Fiction, in particular, has suffered in this environment, with sales down nearly 20 percent since 2013. Without Oprah (and, to a lesser extent, Jon Stewart), and with publishers increasingly unlikely to make the expensive multi-book investments often needed to turn young authors into household names, the big houses are looking more and more to books that can easily generate media interest. No one, of course, generates more media interest than Trump.

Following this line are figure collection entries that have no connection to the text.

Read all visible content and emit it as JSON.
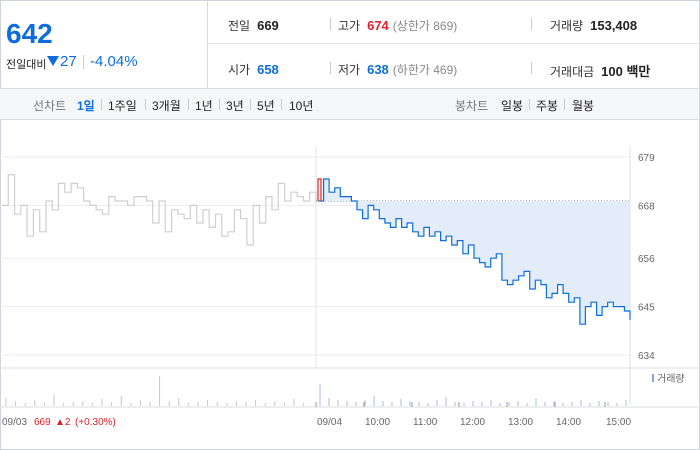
{
  "quote": {
    "price": "642",
    "change_label": "전일대비",
    "change_abs": "27",
    "change_pct": "-4.04%"
  },
  "stats": {
    "prev_close_label": "전일",
    "prev_close": "669",
    "high_label": "고가",
    "high": "674",
    "upper_limit": "(상한가 869)",
    "volume_label": "거래량",
    "volume": "153,408",
    "open_label": "시가",
    "open": "658",
    "low_label": "저가",
    "low": "638",
    "lower_limit": "(하한가 469)",
    "amount_label": "거래대금",
    "amount": "100 백만"
  },
  "toolbar": {
    "line_chart_label": "선차트",
    "periods": [
      "1일",
      "1주일",
      "3개월",
      "1년",
      "3년",
      "5년",
      "10년"
    ],
    "active_period": "1일",
    "candle_label": "봉차트",
    "candles": [
      "일봉",
      "주봉",
      "월봉"
    ]
  },
  "chart_data": {
    "type": "line",
    "ylim": [
      634,
      681
    ],
    "y_ticks": [
      "679",
      "668",
      "656",
      "645",
      "634"
    ],
    "prev_close": 669,
    "x_ticks": [
      "09/04",
      "10:00",
      "11:00",
      "12:00",
      "13:00",
      "14:00",
      "15:00"
    ],
    "volume_legend": "거래량",
    "prev_day": {
      "date": "09/03",
      "close": "669",
      "change": "▲2",
      "change_pct": "(+0.30%)",
      "values": [
        668,
        675,
        666,
        668,
        661,
        667,
        662,
        669,
        667,
        673,
        671,
        673,
        672,
        669,
        668,
        667,
        666,
        670,
        669,
        669,
        668,
        670,
        670,
        669,
        664,
        669,
        662,
        667,
        666,
        665,
        668,
        664,
        667,
        663,
        666,
        661,
        662,
        667,
        665,
        659,
        668,
        664,
        670,
        667,
        673,
        669,
        671,
        670,
        669,
        671,
        669
      ]
    },
    "today_values": [
      669,
      674,
      671,
      672,
      670,
      670,
      669,
      667,
      665,
      668,
      667,
      665,
      664,
      663,
      665,
      663,
      664,
      662,
      661,
      663,
      661,
      662,
      660,
      661,
      659,
      660,
      657,
      659,
      656,
      655,
      654,
      656,
      657,
      651,
      650,
      651,
      652,
      653,
      649,
      651,
      650,
      647,
      648,
      650,
      648,
      646,
      647,
      641,
      645,
      646,
      643,
      645,
      646,
      645,
      645,
      644,
      642
    ]
  },
  "colors": {
    "accent_blue": "#0d6edb",
    "up_red": "#e0202a",
    "fill": "#e3edf9",
    "prev_line": "#cfcfcf"
  }
}
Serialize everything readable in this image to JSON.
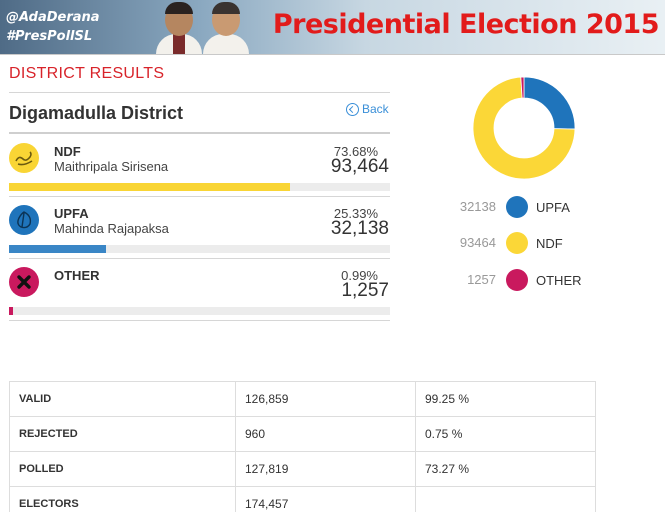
{
  "banner": {
    "handle_1": "@AdaDerana",
    "handle_2": "#PresPollSL",
    "title": "Presidential Election 2015"
  },
  "section_title": "DISTRICT RESULTS",
  "district": "Digamadulla District",
  "back_label": "Back",
  "candidates": [
    {
      "party": "NDF",
      "name": "Maithripala Sirisena",
      "percent": "73.68%",
      "votes": "93,464",
      "share": 0.7368,
      "color": "#f9d535",
      "icon": "swan-icon"
    },
    {
      "party": "UPFA",
      "name": "Mahinda Rajapaksa",
      "percent": "25.33%",
      "votes": "32,138",
      "share": 0.2533,
      "color": "#1f74bb",
      "icon": "betel-leaf-icon"
    },
    {
      "party": "OTHER",
      "name": "",
      "percent": "0.99%",
      "votes": "1,257",
      "share": 0.0099,
      "color": "#c9195e",
      "icon": "cross-icon"
    }
  ],
  "chart_data": {
    "type": "pie",
    "donut": true,
    "categories": [
      "UPFA",
      "NDF",
      "OTHER"
    ],
    "values": [
      32138,
      93464,
      1257
    ],
    "colors": [
      "#1f74bb",
      "#fbd737",
      "#c9195e"
    ],
    "legend_placement": "bottom"
  },
  "legend": [
    {
      "value": "32138",
      "label": "UPFA",
      "color": "#1f74bb"
    },
    {
      "value": "93464",
      "label": "NDF",
      "color": "#fbd737"
    },
    {
      "value": "1257",
      "label": "OTHER",
      "color": "#c9195e"
    }
  ],
  "summary": [
    {
      "label": "VALID",
      "value": "126,859",
      "percent": "99.25 %"
    },
    {
      "label": "REJECTED",
      "value": "960",
      "percent": "0.75 %"
    },
    {
      "label": "POLLED",
      "value": "127,819",
      "percent": "73.27 %"
    },
    {
      "label": "ELECTORS",
      "value": "174,457",
      "percent": ""
    }
  ]
}
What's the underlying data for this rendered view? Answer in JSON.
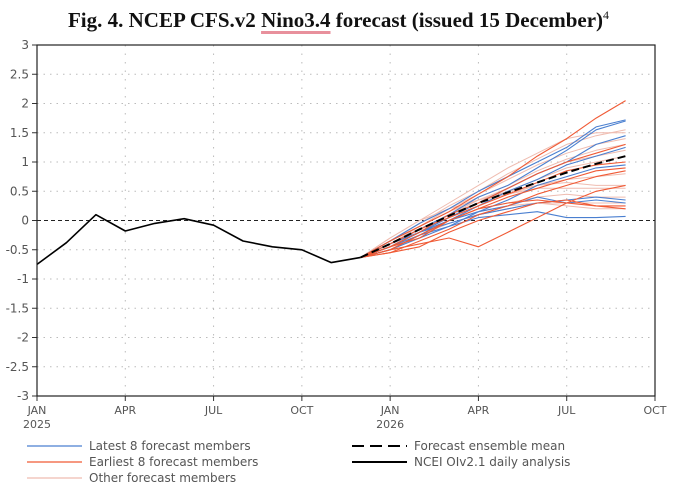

The result, however, is an industry addicted to the quick Trump fix—and an industry that is rapidly moving away from one of its seminal strengths. The point of nonfiction books is to offer something that you can’t get on television—or the internet. The long lead times and production work that go into book publishing are meant to allow for added value and perspective. What we’re getting now, however, more often than not, are books that are essentially pricier, glossier versions of stuff we already get day in and day out, in an endless stream, on cable news and on social media. The publication of the Mueller report is, to some extent, the apex of this trend: an officially free report, repackaged and sold for $15. This is not much different than the majority of the Trump content being sold for twice that amount.
This is not to say that Trump hasn’t been a welcome all-you-can-eat sundae bar for cash-strapped publishers in a time when they need a sugar daddy. It’s just a pity that the money they’ll bring in will only pay for more books about Donald Trump.